Die ersten Maßnahmen der neuen Whigregierung waren nicht von demselben Erfolg begleitet; in der von Ludwig Philipp betriebenen span.-franz. Heiratsangelegenheit (s. Spanien) kam es zu ernsterm Zerwürfnis mit der Pariser Regierung, und erst 1847 errang Palmerston einen Erfolg, indem er die geplante Einmischung der übrigen Großmächte in den Konflikt zwischen der schweiz. Tagsatzung und dem Sonderbund (s. Schweiz) geschickt durchkreuzte.

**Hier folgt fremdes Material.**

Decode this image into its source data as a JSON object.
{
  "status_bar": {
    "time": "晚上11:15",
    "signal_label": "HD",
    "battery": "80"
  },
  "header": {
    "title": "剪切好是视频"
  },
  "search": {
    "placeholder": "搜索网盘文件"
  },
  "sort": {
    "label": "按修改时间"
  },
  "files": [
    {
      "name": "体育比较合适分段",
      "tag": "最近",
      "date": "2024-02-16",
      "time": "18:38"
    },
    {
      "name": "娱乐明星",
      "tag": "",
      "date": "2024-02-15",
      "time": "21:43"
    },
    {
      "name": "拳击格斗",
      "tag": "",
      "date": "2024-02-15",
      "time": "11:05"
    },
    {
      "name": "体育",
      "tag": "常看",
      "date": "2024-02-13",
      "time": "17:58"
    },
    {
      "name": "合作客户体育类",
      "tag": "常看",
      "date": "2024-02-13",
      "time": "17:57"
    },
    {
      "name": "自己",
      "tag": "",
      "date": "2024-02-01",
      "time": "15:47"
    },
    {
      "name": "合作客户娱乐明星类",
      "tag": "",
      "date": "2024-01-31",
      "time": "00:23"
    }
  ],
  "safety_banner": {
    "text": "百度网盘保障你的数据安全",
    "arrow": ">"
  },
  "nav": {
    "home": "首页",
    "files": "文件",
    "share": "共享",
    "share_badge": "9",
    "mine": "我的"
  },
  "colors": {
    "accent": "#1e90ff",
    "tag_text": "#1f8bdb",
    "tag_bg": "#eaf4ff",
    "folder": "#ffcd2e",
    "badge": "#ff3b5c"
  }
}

In Irland schien sich die Lage für die Regierung günstig zu gestalten, weil die Repealbewegung bedeutend geschwächt und die Iren selbst gespalten waren durch den Gegensatz der revolutionslustigen "Jung-Irland-Partei" (s. Junges Europa) und dem jetzt maßvoller auftretenden O'Connell, aber die Wirkungen der allgemeinen Hungersnot des J. 1846 zeigten sich besonders furchtbar gerade hier. In umfassendster Weise mußte mit Staatsunterstützung bis zur Höhe von 10 Mill. Pfd. St. vorgegangen werden, wobei der sehr gute Stand der Staatsfinanzen der Regierung zu Hilfe kam. Neben diesen Erfolgen in der Finanzverwaltung standen Reformen für Volksschulwesen, Regelung der Kinderarbeit in Fabriken, die Abschaffung von Strafdeportationen nach Australien. So brachten die Neuwahlen im Sommer 1847 eine wenn auch nur kleine ministerielle Mehrheit, aber sie zeigten zugleich, wie die Schwierigkeiten für die Regierung durch die immer weiter gehende Parteizerklüftung gewachsen waren. Die nur einige 30 Stimmen zählende Mehrheit war aus drei Gruppen zusammengesetzt, den alten Whigs, den Liberalen und den Radikalen unter Cobden. Ihnen gegenüber standen die schutzzöllnerischen Konservativen unter Disraeli (s. Beaconsfield) und die liberal-konservativen Peeliten. Das 23. Nov. 1847 zusammentretende neue Parlament hatte sich neben der irischen Hungersnot zunächst mit den Folgen der großen Handelskrisis zu befassen, die damals England betroffen hatte. Eine bedeutende Anzahl schwerer Bankbrüche, allgemeine Geschäftsstockung und Arbeitsnot bewirkten zugleich einen beträchtlichen Ausfall der öffentlichen Einnahmen. Aber der Versuch des Ministeriums, dem durch eine Erhöhung der Einkommensteuer von 3 auf 5 Proz. zu begegnen, rief einen solchen Entrüstungssturm hervor, daß man den Plan fallen lassen mußte.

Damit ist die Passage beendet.